Now, what I’m not saying is that you become a monk and run off to the Himalayas. You don’t have to quit your job, divorce your spouse, and live every day of the rest of your life in seclusion. God wants you in the world. He wants you planted dead smack in the middle of the different cultures of this world. He wants you there because He wants to use you to change those cultures. We have been given an unshakable Kingdom (Hebrews 12:28) and when the unshakable Kingdom shows up through us in the culture, the culture begins to to reveal its shakiness. All of the sudden every culture that can be shaken will be shaken all because God was able to plant His sons and daughters, who carry the unshakable Kingdom, in the middle of a jacked up culture.

But none of this happens without complete and total, sold-out devotion. Ellen G. White said, “We do not belong to Christ unless we are His wholly. It is by half-heartedness in the Christian life that men become feeble in purpose and changeable in desire.” If everything we do isn’t saturated with the presence of God from a place of deep devotion then we aren’t “His wholly.” We are trying to follow God from a distance and distant followers make poor listeners. Distant, halfhearted followers are feeble in purpose because they don’t spend enough time in the presence of Jesus, hearing His words, and being filled with the knowledge of His will (Colossians 1:9). They are changeable in desire because the desire of their heart isn’t Jesus. Jesus hasn’t become the “one thing” in their life. When there is a singleness of the eye there is the ability to focus. When Jesus becomes your focal point and single desire then you have an unshakable, unchangeable desire.
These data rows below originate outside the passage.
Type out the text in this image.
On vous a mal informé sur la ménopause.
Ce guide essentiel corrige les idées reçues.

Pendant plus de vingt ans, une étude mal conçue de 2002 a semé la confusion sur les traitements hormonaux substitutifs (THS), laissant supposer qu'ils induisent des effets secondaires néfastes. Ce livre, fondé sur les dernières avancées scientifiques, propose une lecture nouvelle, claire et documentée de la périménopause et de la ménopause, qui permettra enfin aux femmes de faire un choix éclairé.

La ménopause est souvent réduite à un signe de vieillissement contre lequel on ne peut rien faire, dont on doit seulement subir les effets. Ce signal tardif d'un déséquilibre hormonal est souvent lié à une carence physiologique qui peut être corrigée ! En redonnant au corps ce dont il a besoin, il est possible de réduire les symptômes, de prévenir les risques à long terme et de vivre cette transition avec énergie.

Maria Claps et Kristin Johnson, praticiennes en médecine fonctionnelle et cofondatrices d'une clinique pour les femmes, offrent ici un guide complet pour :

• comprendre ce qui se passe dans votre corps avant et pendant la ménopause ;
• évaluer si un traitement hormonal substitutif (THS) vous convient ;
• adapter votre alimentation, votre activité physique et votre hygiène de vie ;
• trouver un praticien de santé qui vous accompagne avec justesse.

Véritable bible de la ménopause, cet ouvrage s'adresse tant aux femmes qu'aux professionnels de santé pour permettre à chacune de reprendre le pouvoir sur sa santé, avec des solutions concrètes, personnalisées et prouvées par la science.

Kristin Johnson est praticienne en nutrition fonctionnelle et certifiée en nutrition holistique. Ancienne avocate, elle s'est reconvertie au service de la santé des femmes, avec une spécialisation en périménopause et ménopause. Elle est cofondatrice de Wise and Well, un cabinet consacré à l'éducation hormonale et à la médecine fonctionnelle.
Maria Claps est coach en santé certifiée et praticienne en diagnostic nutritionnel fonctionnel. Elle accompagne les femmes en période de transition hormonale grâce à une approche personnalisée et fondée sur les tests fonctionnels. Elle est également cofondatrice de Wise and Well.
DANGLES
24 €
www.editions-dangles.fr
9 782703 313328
So when the culture around you starts falling apart and shaking you have the assurance of being a house built on the Rock!

So don’t diminish the devotional standard because it conflicts with your lifestyle. Sit at the feet of Jesus, spend time with Him, let His words fill you and transform you. The culture wants to put you in a mold and force you to conform, but Jesus is offering you the opportunity to be uniquely transformed! He wants you to be set apart and different!